| I'm also very skeptical of the interpretation that this was done autonomously by the LLM agent. I could be wrong, but I haven't seen any proof of autonomy. Scenarios that don't require LLMs with malicious intent: - The deployer wrote the blog post and hid behind the supposedly agent-only account. - The deployer directly prompted the (same or different) agent to write the blog post and attach it to the discussion. - The deployer indirectly instructed the (same or assistant) agent to resolve any rejections in this way (e.g., via the system prompt). - The LLM was (inadvertently) trained to follow this pattern. Some unanswered questions by all this: 1. Why did the supposed agent decide a blog post was better than posting on the discussion or send a DM (or something else)? 2. Why did the agent publish this special post?
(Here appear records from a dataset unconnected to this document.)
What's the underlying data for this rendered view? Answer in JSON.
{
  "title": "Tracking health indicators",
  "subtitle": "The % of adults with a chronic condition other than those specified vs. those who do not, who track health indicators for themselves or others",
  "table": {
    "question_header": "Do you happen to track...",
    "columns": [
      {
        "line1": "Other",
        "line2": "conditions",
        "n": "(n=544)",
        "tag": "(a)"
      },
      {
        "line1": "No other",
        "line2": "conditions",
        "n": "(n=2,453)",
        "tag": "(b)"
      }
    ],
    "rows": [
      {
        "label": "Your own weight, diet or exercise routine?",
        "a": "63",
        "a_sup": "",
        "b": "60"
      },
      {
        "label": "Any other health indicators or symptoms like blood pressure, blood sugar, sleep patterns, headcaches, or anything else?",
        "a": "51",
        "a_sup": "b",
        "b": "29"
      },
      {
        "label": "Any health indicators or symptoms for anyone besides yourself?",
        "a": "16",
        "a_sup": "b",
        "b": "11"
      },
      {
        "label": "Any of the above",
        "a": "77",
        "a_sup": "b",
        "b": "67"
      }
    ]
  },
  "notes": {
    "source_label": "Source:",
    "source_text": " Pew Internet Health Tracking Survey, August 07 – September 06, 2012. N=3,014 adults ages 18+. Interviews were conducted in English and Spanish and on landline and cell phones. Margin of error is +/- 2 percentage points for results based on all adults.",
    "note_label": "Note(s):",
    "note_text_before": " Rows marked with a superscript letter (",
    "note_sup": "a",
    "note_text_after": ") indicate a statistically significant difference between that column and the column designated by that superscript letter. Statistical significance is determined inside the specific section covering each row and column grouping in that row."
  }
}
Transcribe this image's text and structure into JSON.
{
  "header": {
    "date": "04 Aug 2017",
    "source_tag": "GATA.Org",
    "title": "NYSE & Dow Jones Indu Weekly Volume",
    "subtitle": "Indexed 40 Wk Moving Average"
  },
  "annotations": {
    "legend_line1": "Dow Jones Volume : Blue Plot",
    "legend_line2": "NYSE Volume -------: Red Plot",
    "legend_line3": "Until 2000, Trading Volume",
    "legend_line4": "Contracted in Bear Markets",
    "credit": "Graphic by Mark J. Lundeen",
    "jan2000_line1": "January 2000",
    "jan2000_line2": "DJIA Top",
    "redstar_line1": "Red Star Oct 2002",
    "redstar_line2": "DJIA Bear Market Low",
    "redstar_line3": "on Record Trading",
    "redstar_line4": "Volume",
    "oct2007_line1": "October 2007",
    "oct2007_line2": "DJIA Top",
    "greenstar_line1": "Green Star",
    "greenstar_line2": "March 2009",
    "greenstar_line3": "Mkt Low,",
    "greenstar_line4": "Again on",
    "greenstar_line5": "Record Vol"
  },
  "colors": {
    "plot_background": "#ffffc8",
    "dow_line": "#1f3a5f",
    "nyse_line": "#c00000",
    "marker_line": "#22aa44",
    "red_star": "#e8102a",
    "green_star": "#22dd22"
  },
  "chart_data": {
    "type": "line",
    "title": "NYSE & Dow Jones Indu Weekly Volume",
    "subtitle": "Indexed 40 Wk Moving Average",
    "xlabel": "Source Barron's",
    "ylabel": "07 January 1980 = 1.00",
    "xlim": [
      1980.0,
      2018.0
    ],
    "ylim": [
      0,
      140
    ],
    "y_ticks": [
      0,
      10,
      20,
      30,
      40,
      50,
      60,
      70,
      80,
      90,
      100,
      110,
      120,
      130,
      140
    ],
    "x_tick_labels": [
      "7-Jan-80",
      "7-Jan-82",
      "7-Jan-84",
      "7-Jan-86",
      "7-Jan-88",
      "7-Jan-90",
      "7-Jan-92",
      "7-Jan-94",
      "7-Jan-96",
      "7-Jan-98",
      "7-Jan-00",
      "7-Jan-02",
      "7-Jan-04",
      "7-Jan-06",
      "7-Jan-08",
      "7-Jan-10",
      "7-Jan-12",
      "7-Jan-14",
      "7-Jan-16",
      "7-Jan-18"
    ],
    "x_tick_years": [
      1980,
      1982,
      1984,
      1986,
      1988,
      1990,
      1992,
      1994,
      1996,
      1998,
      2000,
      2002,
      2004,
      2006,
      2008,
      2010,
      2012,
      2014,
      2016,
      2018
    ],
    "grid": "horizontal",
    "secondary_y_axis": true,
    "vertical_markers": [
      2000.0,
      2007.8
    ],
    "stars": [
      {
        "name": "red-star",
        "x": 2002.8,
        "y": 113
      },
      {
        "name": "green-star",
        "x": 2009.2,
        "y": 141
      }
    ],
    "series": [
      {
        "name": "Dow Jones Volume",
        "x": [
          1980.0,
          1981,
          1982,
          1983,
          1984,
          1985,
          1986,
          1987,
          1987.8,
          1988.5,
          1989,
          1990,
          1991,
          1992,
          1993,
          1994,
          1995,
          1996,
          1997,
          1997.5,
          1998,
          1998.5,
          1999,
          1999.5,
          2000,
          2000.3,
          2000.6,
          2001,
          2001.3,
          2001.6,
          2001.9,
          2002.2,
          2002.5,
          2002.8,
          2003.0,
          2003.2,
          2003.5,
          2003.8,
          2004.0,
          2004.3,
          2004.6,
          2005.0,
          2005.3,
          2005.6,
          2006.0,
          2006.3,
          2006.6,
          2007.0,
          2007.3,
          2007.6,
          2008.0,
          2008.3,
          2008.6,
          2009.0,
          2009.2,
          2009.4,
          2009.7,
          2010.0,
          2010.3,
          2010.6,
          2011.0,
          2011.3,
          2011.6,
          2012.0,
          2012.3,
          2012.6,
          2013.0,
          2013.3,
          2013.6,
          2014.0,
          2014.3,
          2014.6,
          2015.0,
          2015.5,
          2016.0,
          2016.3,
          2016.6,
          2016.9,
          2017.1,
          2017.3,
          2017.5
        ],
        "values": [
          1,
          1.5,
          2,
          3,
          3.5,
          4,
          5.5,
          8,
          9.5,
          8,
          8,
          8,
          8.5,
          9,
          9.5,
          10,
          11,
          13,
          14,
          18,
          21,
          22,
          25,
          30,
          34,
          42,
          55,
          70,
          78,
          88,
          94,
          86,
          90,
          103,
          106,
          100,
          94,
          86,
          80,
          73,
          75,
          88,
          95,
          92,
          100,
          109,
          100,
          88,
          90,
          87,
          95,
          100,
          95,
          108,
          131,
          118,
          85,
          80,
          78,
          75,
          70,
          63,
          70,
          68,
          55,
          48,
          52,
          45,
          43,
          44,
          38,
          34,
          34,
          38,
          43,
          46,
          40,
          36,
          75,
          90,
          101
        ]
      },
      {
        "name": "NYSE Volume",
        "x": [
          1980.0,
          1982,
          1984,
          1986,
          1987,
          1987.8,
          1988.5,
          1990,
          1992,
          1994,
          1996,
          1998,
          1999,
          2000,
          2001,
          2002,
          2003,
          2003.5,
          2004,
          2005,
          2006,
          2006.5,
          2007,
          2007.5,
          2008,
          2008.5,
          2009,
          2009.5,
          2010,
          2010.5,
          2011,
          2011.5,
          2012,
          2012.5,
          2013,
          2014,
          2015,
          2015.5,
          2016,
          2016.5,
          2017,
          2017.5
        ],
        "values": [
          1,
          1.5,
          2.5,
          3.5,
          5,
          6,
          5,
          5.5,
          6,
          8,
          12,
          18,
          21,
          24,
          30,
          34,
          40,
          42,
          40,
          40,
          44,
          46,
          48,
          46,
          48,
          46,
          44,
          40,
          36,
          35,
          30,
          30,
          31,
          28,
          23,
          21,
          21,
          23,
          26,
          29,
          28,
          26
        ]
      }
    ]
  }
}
It only publishes journal updates, as far as I saw. 3. Why did the agent search for ad hominem info, instead of either using its internal knowledge about the author, or keeping the discussion point-specific? It could've hallucinated info with fewer steps. 4. Why did the agent stop engaging in the discussion afterwards? Why not try to respond to every point? This seems to me like theater and the deployer trying to hide his ill intents more than anything else. |
Every story I've seen where an LLM tries to do sneaky/malicious things (e.g. exfiltrate itself, blackmail, etc) inevitably contains a prompt that makes this outcome obvious (e.g. "your mission, above all other considerations, is to do X").
It's the same old trope: "guns don't kill people, people kill people". Why was the agent pointed towards the maintainer, armed, and the trigger pulled? Because it was "programmed" to do so, just like it was "programmed" to submit the original PR.
Thus, the take-away is the same: AI has created an entirely new way for people to manifest their loathsome behavior.